Any trip to another country – or even down your street – is bound to have culinary highs and lows. You will discover a little gem down an alley, and foolishly enter an overpriced tourist trap; you will bite into a surprisingly delicious pie, and spit out hilariously bad coffee. Here’s Linda Scarborough’s guide to eating in Scotland, based on her recent trip to those bonny shores. (Don’t worry, there’s no haggis.)
Our visit to this breathtaking city coincides with the silly season, so we take a turn around the Christmas market on Princes Street, which fills the sky with lurid flashing lights and parade-ride screams instead of the gentle glow from strategically lit castles and cathedrals. My irritation is somewhat soothed by a freshly made waffle drenched in ‘vanilla sauce’ and hot glossy cherries. A plastic cup of glühwein also helps, before I’m struck by a premature hangover and a realisation of what I’ve just shelled out in Rand for warm dooswyn.
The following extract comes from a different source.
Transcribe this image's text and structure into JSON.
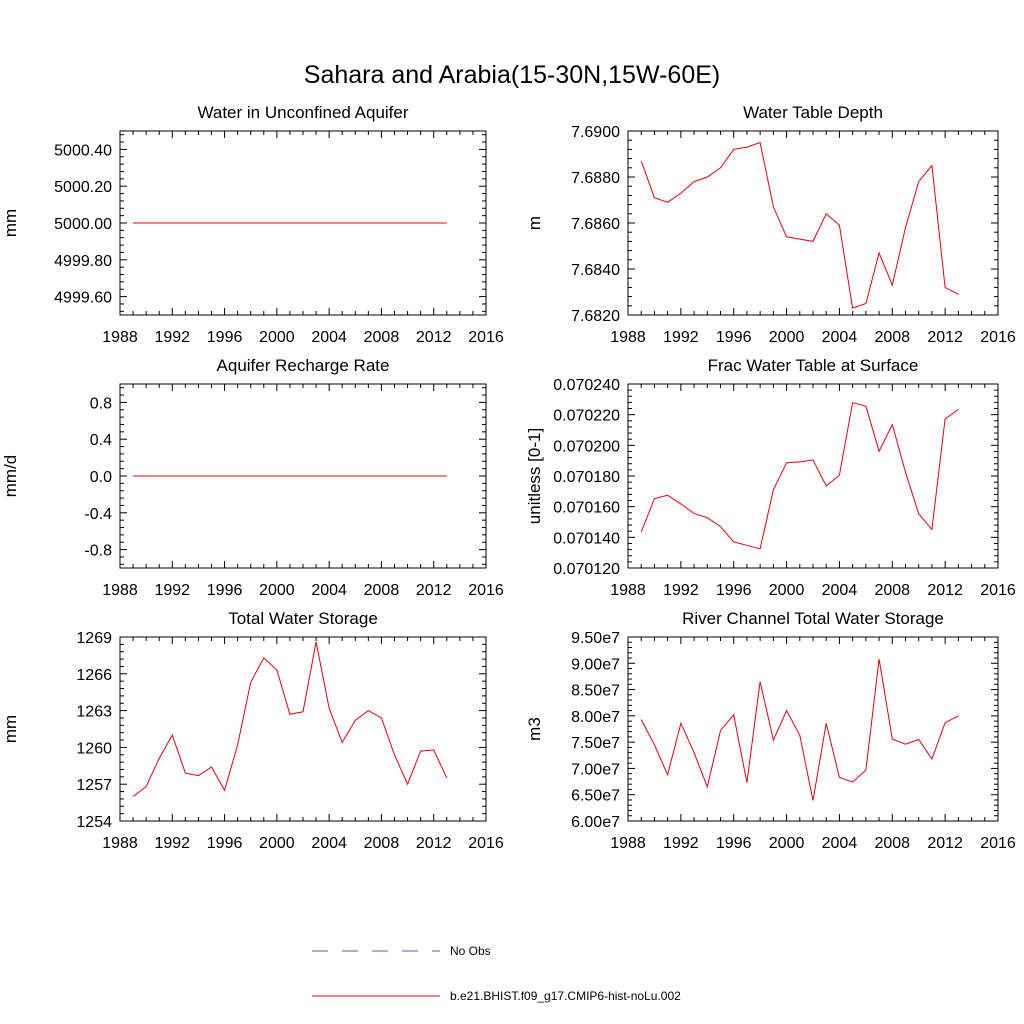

Now this is what I call portion control. I manage about half of the monster, which delivers a heavenly flavour as I delicately part flakes from the bone and bathe my face in its steam. (It was a cold day up on the Quiraing.) I also sip, very slowly, a wee dram of Dalwhinnie single malt whisky that may or may not have cost as much as my lawnmower.
This is my go-to breakfast and sometimes lunch while holidaying in the UK with our beleaguered currency. Method: buy a packet of McCoy’s crisps, preferably flame-grilled steak or salt & malt vinegar flavour. Tear open soft roll, or lay out two slices of rubbishy supermarket bread. Arrange chips on bread, close up, and clasp sarmie in your claw-like hand as you take bite after bite around your fingers in an attempt to thwart crumbs escaping as the chips splinter. (Incidentally, once I discovered they were not, in fact, called McAvoy’s, they became rather less tasty.)
Wandering the Royal Mile in tell-tale puffy parkas and backpacks, we are accosted by a persuasive guy from a nearby Indian restaurant called Royal Spice. (See what they did there?) We gratefully accept the bribe of a crispy veggie pakora on a toothpick and are lured into the brightly garish dining room in the style of Indian restaurants-for-tourists everywhere. After days of ‘traditional’ pub food, we are dying for a bit of spice and colour, and collapse face-first into ornate silver dishes of fragrant sauces and bubbly naan. This unorthodox Thanksgiving meal meets the particular approval of a fellow traveller from the United States, who wants to eat something as far removed from her aunt’s cherry coca-cola jello salad as possible. I can’t blame her.
A little lost in the dark (it was after 3pm), we ask a passing couple to help us find the top-secret bar that is nevertheless known to us travellers from across the world. After making our way through the shopfront/disguise, which is decorated with nothing but a tartan upholstered chair and an old-school hairdryer, we descend the stairs and move the faux bookshelf aside (actual books!) to enter. It’s dim and moody and warm. Both the ceilings and lighting are low. A bowl of complimentary popcorn arrives in the gloaming. After politely inhaling this very welcome and free snack, I plump for the Don Familia, an award-winning cocktail containing Bacardi Gold, Amontillado sherry, lime juice, agave nectar, pineapple juice and Green Chartreuse, a French liqueur aged with 130 herbs and flowers. The drink is exquisitely garnished, sweetly spicy, and worth every penny of the £7.50 (R165). Sort of. Mostly. It’s too dark for Instagram.
In a decidedly French-looking shop on the bottom end of the Royal Mile, a white-clad pâtissier prepares a beautiful cardboard box, lines it with tissue paper, and awaits my command. The bars of fudge are handmade with fresh cream, butter, caramelised sugar and natural flavours; I choose chocolate peanut butter, lemon meringue pie, Italian nougat and highland cream, and feel inordinately pleased with myself.
A good local for pub quizzes, according to my resident friend, The Rule also has the most varied menu I am yet to see in a drinking hole here, with comforting grub that includes, but is not limited to, the culinary highlight of Scotland, a filled baked potato. I order one with pulled barbecue chicken and cheese, and it arrives with a nod to a salad, which is dressed nogal. Their onion-ring game is strong, too, and we wash it all down with a pint.
A friend sends me this Buzzfeed article shouting about how everyone is ‘losing their minds’ over the incredible hot chocolate ice cream floats at Mary’s Milk Bar. Luckily I had already been to Mary’s earlier that day, else the desultory crowd of three and slightly discordant jazz piped through the speakers might have proved a bitter disappointment. I opt for a sugar cone piled with scoops of ice cream in milk and dark chocolate flavours. It tastes fantastic even though the ambient temperature is 2°C.
These Scots don’t mess around. It turns out that the beautiful golden hue and extra-crunch factor of these fries are due to the cooking medium of BEEF DRIPPING. Also known as ‘mucky fat’. Verily, these are not safe for vegetarians, even if said veggies are starving after stomping around in the snow for two hours.